La Procura Generale della Suprema Corte di Cassazione, Sostituto Procuratore Generale Senatore NOME, ha chiesto di dichiarare inammissibili i ricorsi.
CONSIDERATO IN DIRITTO
I ricorsi risultano inammissibili in quanto manifestamente infondati.
Ai sensi dell’art. 448, comma 2 bis, cod. proc. pen. «Il Pubblico Ministero e l’imputato possono proporre ricorso per cassazione contro · la sentenza di patteggiamento solo per motivi attinenti all’espressione della volontà dell’imputato, al difetto di correlazione tra la richiesta e la sentenza, all’erronea qualificazione giuridica del fatto e all’illegalità della pena o della misura di sicurezza».
I ricorrenti ritengono che la loro manifestazione di volontà al patteggiamento risulti viziata dalla loro mancata conoscenza della nuova formulazione dell’art. 131 bis del cod. pen.
Deve rilevarsi che la sentenza di patteggiamento è stata pronunciata il 16 marzo 2023 e l’assenza degli imputati non può far ritenere viziato il loro consenso, in quanto rappresentati dal difensore munito di procura speciale.
La modifica dell’art. 131 bis cod. pen. non può ritenersi norma direttamente applicabile all’accordo di patteggiamento, tale da viziare il consenso degli imputati.
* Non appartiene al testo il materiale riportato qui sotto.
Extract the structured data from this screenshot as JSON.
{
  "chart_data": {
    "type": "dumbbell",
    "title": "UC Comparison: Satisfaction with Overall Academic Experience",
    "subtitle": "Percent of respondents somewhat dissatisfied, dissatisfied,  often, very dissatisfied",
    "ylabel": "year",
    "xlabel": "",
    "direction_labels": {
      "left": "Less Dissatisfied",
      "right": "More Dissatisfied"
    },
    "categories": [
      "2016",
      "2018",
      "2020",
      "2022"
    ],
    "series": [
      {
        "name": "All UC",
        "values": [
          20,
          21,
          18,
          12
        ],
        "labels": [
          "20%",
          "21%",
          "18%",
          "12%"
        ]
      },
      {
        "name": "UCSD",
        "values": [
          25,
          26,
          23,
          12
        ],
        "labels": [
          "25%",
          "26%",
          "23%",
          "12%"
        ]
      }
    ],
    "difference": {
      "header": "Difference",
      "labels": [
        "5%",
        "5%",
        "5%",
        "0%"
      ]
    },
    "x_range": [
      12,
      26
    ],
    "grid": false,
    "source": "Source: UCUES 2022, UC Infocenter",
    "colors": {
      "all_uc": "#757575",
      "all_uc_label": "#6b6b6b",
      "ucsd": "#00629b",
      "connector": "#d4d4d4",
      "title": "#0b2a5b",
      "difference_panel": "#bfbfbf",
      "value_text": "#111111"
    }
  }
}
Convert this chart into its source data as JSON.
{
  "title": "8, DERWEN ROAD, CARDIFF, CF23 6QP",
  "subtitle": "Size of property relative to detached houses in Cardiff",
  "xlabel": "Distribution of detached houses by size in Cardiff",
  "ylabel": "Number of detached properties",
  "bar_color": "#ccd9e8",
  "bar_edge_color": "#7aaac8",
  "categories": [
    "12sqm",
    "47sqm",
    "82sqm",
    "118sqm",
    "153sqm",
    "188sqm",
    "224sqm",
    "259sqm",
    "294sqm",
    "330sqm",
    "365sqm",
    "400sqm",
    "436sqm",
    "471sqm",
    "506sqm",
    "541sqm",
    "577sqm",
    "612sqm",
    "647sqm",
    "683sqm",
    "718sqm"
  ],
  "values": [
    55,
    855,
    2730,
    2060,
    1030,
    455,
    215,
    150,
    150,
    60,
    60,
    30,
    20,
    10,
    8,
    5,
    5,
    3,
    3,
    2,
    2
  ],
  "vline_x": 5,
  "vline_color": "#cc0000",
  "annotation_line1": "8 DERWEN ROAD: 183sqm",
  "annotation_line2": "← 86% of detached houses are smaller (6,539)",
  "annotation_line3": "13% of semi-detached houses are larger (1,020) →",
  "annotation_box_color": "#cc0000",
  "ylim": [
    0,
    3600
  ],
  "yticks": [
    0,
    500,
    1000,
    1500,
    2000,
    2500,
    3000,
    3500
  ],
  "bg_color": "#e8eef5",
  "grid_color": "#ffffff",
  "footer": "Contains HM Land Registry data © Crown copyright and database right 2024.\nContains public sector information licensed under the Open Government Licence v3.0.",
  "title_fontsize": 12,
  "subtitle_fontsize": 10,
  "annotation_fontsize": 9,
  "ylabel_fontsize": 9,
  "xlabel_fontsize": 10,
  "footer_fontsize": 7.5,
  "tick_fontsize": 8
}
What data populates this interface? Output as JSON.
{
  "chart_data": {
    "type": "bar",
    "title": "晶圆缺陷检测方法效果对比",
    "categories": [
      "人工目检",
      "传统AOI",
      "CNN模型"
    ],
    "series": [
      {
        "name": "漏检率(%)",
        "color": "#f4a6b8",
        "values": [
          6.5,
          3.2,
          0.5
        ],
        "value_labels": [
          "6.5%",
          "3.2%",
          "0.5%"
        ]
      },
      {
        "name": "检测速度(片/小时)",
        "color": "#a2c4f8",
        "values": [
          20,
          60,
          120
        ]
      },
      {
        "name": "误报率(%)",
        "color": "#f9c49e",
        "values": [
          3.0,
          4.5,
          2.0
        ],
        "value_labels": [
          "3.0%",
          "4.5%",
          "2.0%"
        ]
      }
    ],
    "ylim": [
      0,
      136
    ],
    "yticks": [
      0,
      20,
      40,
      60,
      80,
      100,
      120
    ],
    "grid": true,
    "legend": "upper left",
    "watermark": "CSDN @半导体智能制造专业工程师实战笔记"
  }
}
L’applicazione della particolare tenuità del fatto è sempre una valutazione di merito, non automatica; non trova, quindi, applicazione l’art. 2 del cod. pen. richiamato dai ricorrenti (“Il giudice dell’esecuzione non può applicare retroattivamente la disciplina di favore della particolare tenuità del fatto, prevista dall’art. 131 bis cod. pen., poichè trattandosi di causa di non punibilità che non esclude la sussistenza del reato, non può applicarsi la disciplina in materia di successione delle leggi penali di cui all’art. 2 cod. pen.” Sez. 1, Sentenza n. 46567 del 15/09/2016 Cc. (dep. 04/11/2016 ) Rv. 268069 – 01).
Inoltre, come rilevato dalla Procura Generale gli imputati e lo stesso difensore munito di Procura speciale avevano avuto a disposizione almeno cinque mesi a decorrere dalla pubblicazione del d. Igs. 150/2022 fino alla pronuncia della sentenza di patteggiamento del 16 marzo 2023; il vizio della volontà sottintende, in realtà, una non conoscenza della legge penale non giustificabile in considerazione del tempo a disposizione per le richieste al giudice di primo grado.
Alla dichiarazione di inammissibilità consegue il pagamento in favore della Cassa delle ammende della somma di C 3.000,00, e delle spese del procedimento, ex art 616 cod. proc. pen., per ciascun ricorrente.
P.Q.M.
Dichiara inammissibili i ricorsi e condanna i ricorrenti al pagamento delle spese processuali e al versamento della somma di euro tremila in favore della Cassa delle ammende.